What is lacking
Jane Miller, 20 October 1983
Working-class children do less well at school than middle-class children, and exceptions must not be allowed to interfere with that truth. Notions of linguistic or cultural ‘deprivation’ imply lacks or absences in relation to other people and to what schools are and offer, and, by squeamishly skirting the connections between social class and children’s experiences, chances and expectations, schools have turned to forms of ‘topping-up’ and remediation, which derive from rudimentary and distorting views of the realities of culture and language in people’s lives. For years, studies of school failure looked at what certain children and their families lacked which made them impervious to schooling, unwilling or unable to profit from it. Then, during what can now seem like a golden age, between 1966 and 1976, teachers, researchers and even, occasionally, educational policymakers started to ask different questions. These were about the difference between school knowledge and everyday knowledge, about learning as well as pedagogy, and about forms of assessment and the curriculum.
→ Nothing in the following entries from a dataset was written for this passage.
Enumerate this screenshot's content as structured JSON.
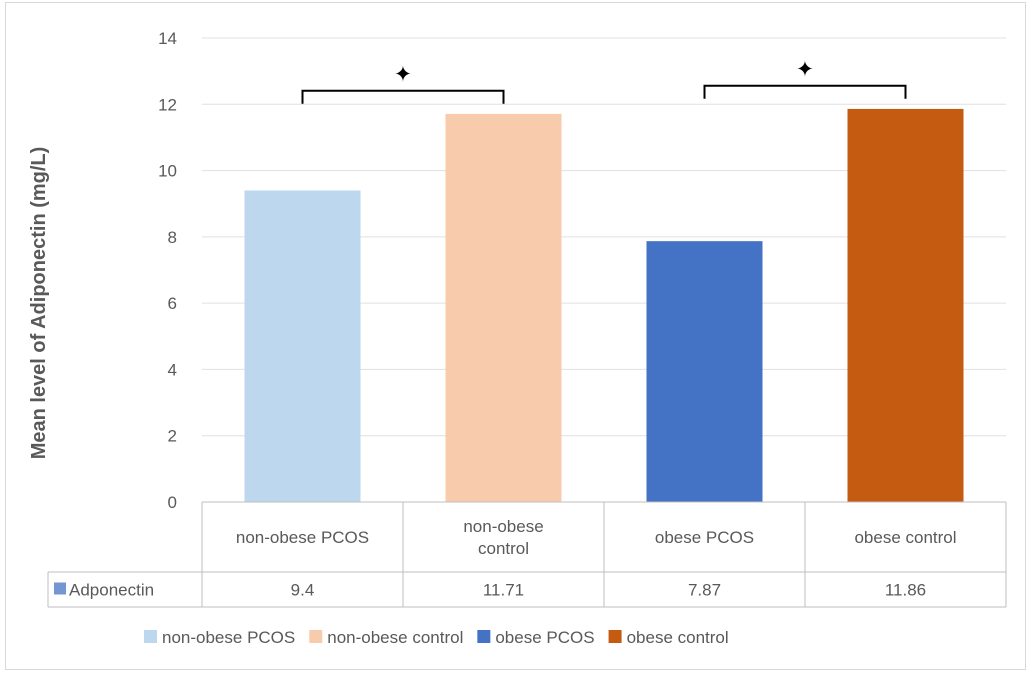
{
  "chart_data": {
    "type": "bar",
    "ylabel": "Mean level of Adiponectin (mg/L)",
    "ylim": [
      0,
      14
    ],
    "yticks": [
      0,
      2,
      4,
      6,
      8,
      10,
      12,
      14
    ],
    "grid": true,
    "categories": [
      "non-obese PCOS",
      "non-obese control",
      "obese PCOS",
      "obese control"
    ],
    "category_lines": [
      [
        "non-obese PCOS"
      ],
      [
        "non-obese",
        "control"
      ],
      [
        "obese PCOS"
      ],
      [
        "obese control"
      ]
    ],
    "colors": [
      "#bdd7ee",
      "#f8cbad",
      "#4472c4",
      "#c55a11"
    ],
    "series": [
      {
        "name": "Adponectin",
        "values": [
          9.4,
          11.71,
          7.87,
          11.86
        ],
        "labels": [
          "9.4",
          "11.71",
          "7.87",
          "11.86"
        ]
      }
    ],
    "data_table": true,
    "legend_position": "bottom",
    "annotations": [
      {
        "symbol": "✦",
        "between": [
          0,
          1
        ]
      },
      {
        "symbol": "✦",
        "between": [
          2,
          3
        ]
      }
    ]
  }
}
Teachers would need to become as sophisticated and sensitive about the culture of their pupils as they were about the culture represented by the school. People who have good jobs, money and power often attribute these things to the success of their education; they are able to persuade their children that the strange rituals of schooling, that material and activities dull or meaningless in themselves, pay off in the end. It takes more imagination for the black daughter of an unmarried hospital cleaner to believe in the advantages of learning the chemistry needed to get an O level than it does for the white son of a doctor.